PROPOSAL NUMBER:03-A5.02-8736 (For NASA Use Only - Chron: 034269)
SUBTOPIC TITLE:Nanotechnology
PROPOSAL TITLE:Self-Assembly of Nanocomposite Nonlinear Optical Materials for Photonic Devices

SMALL BUSINESS CONCERN (Firm Name, Mail Address, City/State/Zip, Phone)
Eltron Research Inc
4600 Nautilus Court South
Boulder ,CO 80301 - 3241
(303) 530 - 0263

PRINCIPAL INVESTIGATOR/PROJECT MANAGER (Name, E-mail, Mail Address, City/State/Zip, Phone)
Wayne E. Buschmann
4600 Nautilus Court South
Boulder ,CO  80301 -3241
(303) 530 - 0263
U.S. Citizen or Legal Resident: Yes

This program targets the development of new highly anisotropic nonlinear optical nanocomposite materials for NASA and non-NASA applications in advanced photonic and optoelectronic devices and optical integrated circuits. Integration of electronic and optical components onto a single platform is becoming essential to advancing sensor, computational, memory, and communications technologies. Designing optical and electronic materials from the molecular scale up is expected to result in a new era of complex materials exhibiting enhanced optical properties, low processing costs, and substrate compatibility to enable device-on- a-chip technologies. The nonlinear optical materials for development in this program will be composed of complex nanocomposite heterostructures produced by molecular self-assembly derived from a well-characterized family of quasi one-dimensional electronic materials with chemically tunable optical properties and dynamics. These materials can be grown as single crystals or oriented thin films at low temperatures without epitaxial growth making their production low cost and platform-independent. These materials have intimately coupled optical and electronic activity and are transparent over much of the electromagnetic spectrum making them well suited for optoelectronic devices. The highly anisotropic and low-dimensional nature of these materials also provides highly oriented optoelectronic responses and quantum confinement effects that are desirable in advanced micro-optoelectronic devices.
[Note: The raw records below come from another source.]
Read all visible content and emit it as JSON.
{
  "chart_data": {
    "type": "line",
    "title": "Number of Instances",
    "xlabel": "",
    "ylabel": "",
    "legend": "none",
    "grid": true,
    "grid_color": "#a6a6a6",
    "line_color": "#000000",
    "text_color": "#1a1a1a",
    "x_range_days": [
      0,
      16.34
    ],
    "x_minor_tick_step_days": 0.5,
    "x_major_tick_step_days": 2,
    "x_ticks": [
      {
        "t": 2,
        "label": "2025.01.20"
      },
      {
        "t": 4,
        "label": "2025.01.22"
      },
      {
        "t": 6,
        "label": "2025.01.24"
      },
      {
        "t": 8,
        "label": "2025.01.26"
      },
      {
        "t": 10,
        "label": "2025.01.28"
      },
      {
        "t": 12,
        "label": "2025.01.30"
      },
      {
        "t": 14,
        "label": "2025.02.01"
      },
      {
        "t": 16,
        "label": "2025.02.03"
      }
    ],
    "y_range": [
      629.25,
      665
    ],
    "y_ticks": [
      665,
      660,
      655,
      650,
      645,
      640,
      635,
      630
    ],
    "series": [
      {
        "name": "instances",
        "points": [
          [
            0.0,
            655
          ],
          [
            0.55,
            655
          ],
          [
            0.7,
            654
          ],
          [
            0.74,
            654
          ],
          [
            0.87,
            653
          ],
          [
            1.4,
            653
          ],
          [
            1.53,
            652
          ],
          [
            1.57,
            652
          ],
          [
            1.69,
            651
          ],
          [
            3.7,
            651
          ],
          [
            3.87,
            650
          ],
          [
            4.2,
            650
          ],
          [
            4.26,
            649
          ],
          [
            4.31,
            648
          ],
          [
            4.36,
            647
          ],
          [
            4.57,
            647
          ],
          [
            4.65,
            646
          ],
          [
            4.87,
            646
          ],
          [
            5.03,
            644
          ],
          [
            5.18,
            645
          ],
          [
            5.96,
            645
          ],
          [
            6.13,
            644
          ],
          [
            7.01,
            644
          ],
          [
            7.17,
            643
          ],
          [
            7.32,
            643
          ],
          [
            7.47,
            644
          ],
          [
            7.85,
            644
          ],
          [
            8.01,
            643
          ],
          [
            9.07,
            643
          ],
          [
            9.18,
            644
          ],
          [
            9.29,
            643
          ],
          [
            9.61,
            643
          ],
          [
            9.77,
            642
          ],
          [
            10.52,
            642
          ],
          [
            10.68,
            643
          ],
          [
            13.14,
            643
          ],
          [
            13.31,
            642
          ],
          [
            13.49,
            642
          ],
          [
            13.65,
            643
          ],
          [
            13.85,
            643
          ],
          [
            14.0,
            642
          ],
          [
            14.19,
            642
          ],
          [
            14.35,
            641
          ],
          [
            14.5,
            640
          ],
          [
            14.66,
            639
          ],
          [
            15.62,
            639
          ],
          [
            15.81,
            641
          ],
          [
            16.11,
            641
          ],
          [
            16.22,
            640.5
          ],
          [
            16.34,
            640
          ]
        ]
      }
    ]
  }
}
Several optoelectronic technologies that fall within NASA?s interests will benefit from new advances in nano-engineered materials. Device applications include optical detectors, remote sensing and satellite communications systems, high resolution imaging, lightwave integrated circuits, quantum computing, and photonic converters and multiplexers. Successful development of the new technology proposed will provide a new class of nonlinear optical materials with optical and electronic properties that can be strategically tuned for specific applications. Success of this new technology will also provide a significant example of applying nanotechnology design and fabrication approaches to produce complex heterostructured materials for practical device applications.

Commercial interests in optoelectronic materials include optical interconnects, solid state lasers, optical amplifiers, waveguide distribution circuits, optical detectors, optical modulators and switches, optically gated transistors and couplers. These components are important in computing, data storage, digital entertainment systems, displays and other consumer electronics. Photonic integrated circuit subsystems are also critical to advancing fiber-optic communication systems.